NanoViricides (OTCBB:NNVC) saw its shares surge over seven per cent Wednesday, after announcing that president Anil Diwan will lead section 1 of the Symposium on Nanomedicines: Charting a Roadmap to Commercialization, called "Designing Nanomedicines".
Diwan will lead section 1 of the symposium, being held today and tomorrow in Rockville, Maryland, with Dr. Mostafa Analoui of the Livingston Group. Additionally, NanoViricides' chief scientific officer Randall Barton will lead section 2, called "Preclinical Pharmacology", with Dr. Benjamin Yerxa of Liquidia Technologies.
Shares of the company were up 7.09 per cent as at about 12 p.m. EDT, trading at 68 cents.
"Designing Nanomedicines" will provide panelists from various medical universities and research centres across the U.S. with a sampling of the multi-faceted nanomedicine technologies and their current and future applications, the company noted.
The panelists will briefly present design aspects of their respective work in nanomedicines and then discuss several key questions that should be addressed in developing nanomedicines against diseases that currently have no good drugs.
NanoViricides said Diwan will focus on the questions of how to design antiviral biomimetic nanomedicines, the importance of "active" targeting for such drugs, and the company's success in developing the first ever orally active nanomedicine with its oral FluCide anti-influenza drug candidate.
He will also look at NanoViricides' success in achieving "broad-spectrum" effectiveness, and the long, sustained effectiveness of the company's anti-HIV and anti-influenza drug candidates.
NanoViricides' injectable anti-flu drug, NV-INF-1, is intended for use in hospitalized patients with the flu. The company said it believes it will be useable in immuno-compromised populations, and may receive an orphan drug classification for this indication.

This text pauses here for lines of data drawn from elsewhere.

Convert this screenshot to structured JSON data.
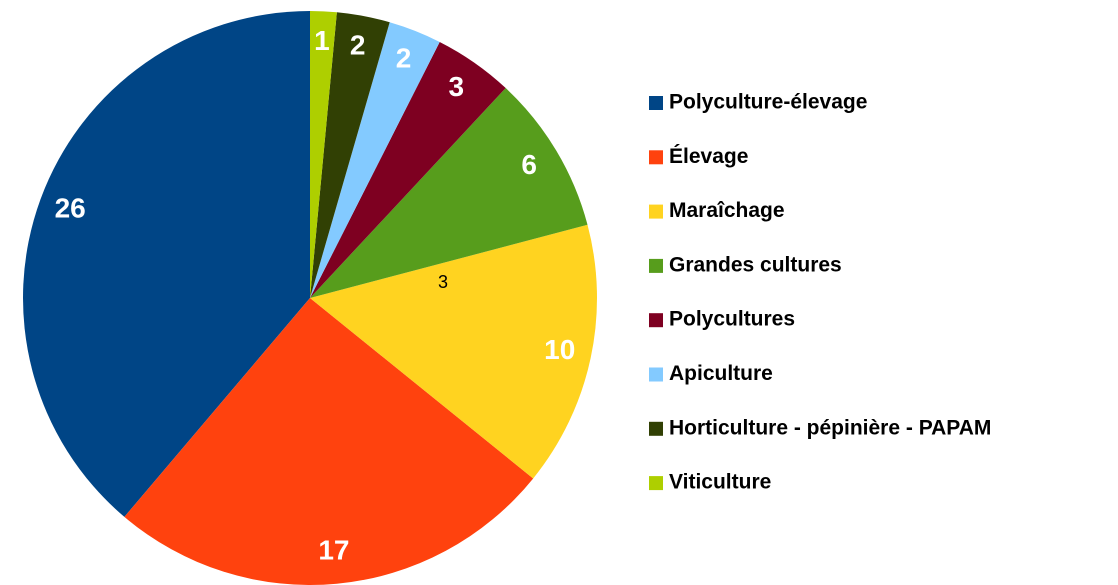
{
  "chart_data": {
    "type": "pie",
    "categories": [
      "Polyculture-élevage",
      "Élevage",
      "Maraîchage",
      "Grandes cultures",
      "Polycultures",
      "Apiculture",
      "Horticulture - pépinière - PAPAM",
      "Viticulture"
    ],
    "values": [
      26,
      17,
      10,
      6,
      3,
      2,
      2,
      1
    ],
    "colors": [
      "#004586",
      "#ff420e",
      "#ffd320",
      "#579d1c",
      "#7e0021",
      "#83caff",
      "#314004",
      "#aecf00"
    ],
    "direction": "counterclockwise",
    "legend": "right",
    "annotation": "3"
  }
}
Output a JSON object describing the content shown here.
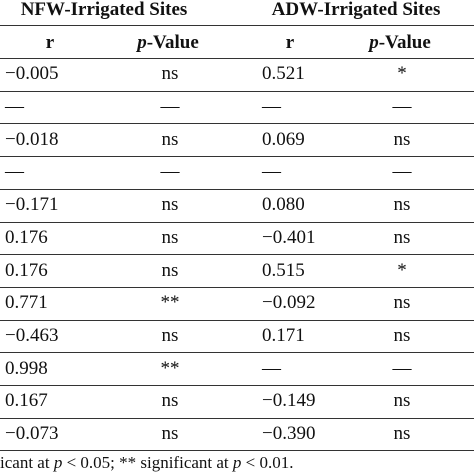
{
  "table": {
    "groups": [
      "NFW-Irrigated Sites",
      "ADW-Irrigated Sites"
    ],
    "columns": [
      {
        "text": "r"
      },
      {
        "italic": "p",
        "text": "-Value"
      },
      {
        "text": "r"
      },
      {
        "italic": "p",
        "text": "-Value"
      }
    ],
    "rows": [
      [
        "−0.005",
        "ns",
        "0.521",
        "*"
      ],
      [
        "—",
        "—",
        "—",
        "—"
      ],
      [
        "−0.018",
        "ns",
        "0.069",
        "ns"
      ],
      [
        "—",
        "—",
        "—",
        "—"
      ],
      [
        "−0.171",
        "ns",
        "0.080",
        "ns"
      ],
      [
        "0.176",
        "ns",
        "−0.401",
        "ns"
      ],
      [
        "0.176",
        "ns",
        "0.515",
        "*"
      ],
      [
        "0.771",
        "**",
        "−0.092",
        "ns"
      ],
      [
        "−0.463",
        "ns",
        "0.171",
        "ns"
      ],
      [
        "0.998",
        "**",
        "—",
        "—"
      ],
      [
        "0.167",
        "ns",
        "−0.149",
        "ns"
      ],
      [
        "−0.073",
        "ns",
        "−0.390",
        "ns"
      ]
    ],
    "footnote": [
      {
        "text": "icant at "
      },
      {
        "italic": "p"
      },
      {
        "text": " < 0.05; ** significant at "
      },
      {
        "italic": "p"
      },
      {
        "text": " < 0.01."
      }
    ]
  }
}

Its oral anti-influenza drug candidate, NV-INF-2, may be the first ever nanomedicine drug of any kind that is active when administered orally. This drug is being developed for out-patient influenza cases, and may also be useful for the protection of health care workers.
Both drugs in its FluCide program have shown "very high effectiveness" in preclinical animal studies, NanoViricides noted, routinely showing substantial superiority to Tamiflu, the current standard of care.
The FluCide drugs are intended for use against most types of flu viruses, including H1N1 or the "swine flu", H3N2, novel strain, and bird flu.
The drugs are based on NanoViricides' biomimetic technology, which mimicks the natural sialic acid receptors for the influenza virus on the surface of a nanoviricide polymeric micelle. The company noted that all flu viruses bind to the sialic acid receptors, even if they rapidly mutate.
"The sustained effect may enable single dose therapy for influenza and other acute viral illnesses," said NanoViricides in a statement Tuesday.
"In addition, this sustained effect property should result in strong patient benefits for HIV/AIDS patients by reducing the number of times the drug needs to be taken, to perhaps as little as once-a-week."
The company also noted that a single course treatment for out-patients is a highly sought after goal in influenza therapeutics and that it estimates the market size for anti-influenza drugs to be roughly $4 to $7 billion worldwide. NanoViricides said it believes that if its FluCide drugs become available, the influenza drug market size could expand substantially.
Including the FluCide program, it currently has six "commercially important" drug candidates in its pipeline that together address a market size greater than $40 billion. Those include drugs for use against HIV, viral eye diseases, Herpes, and Dengue viruses.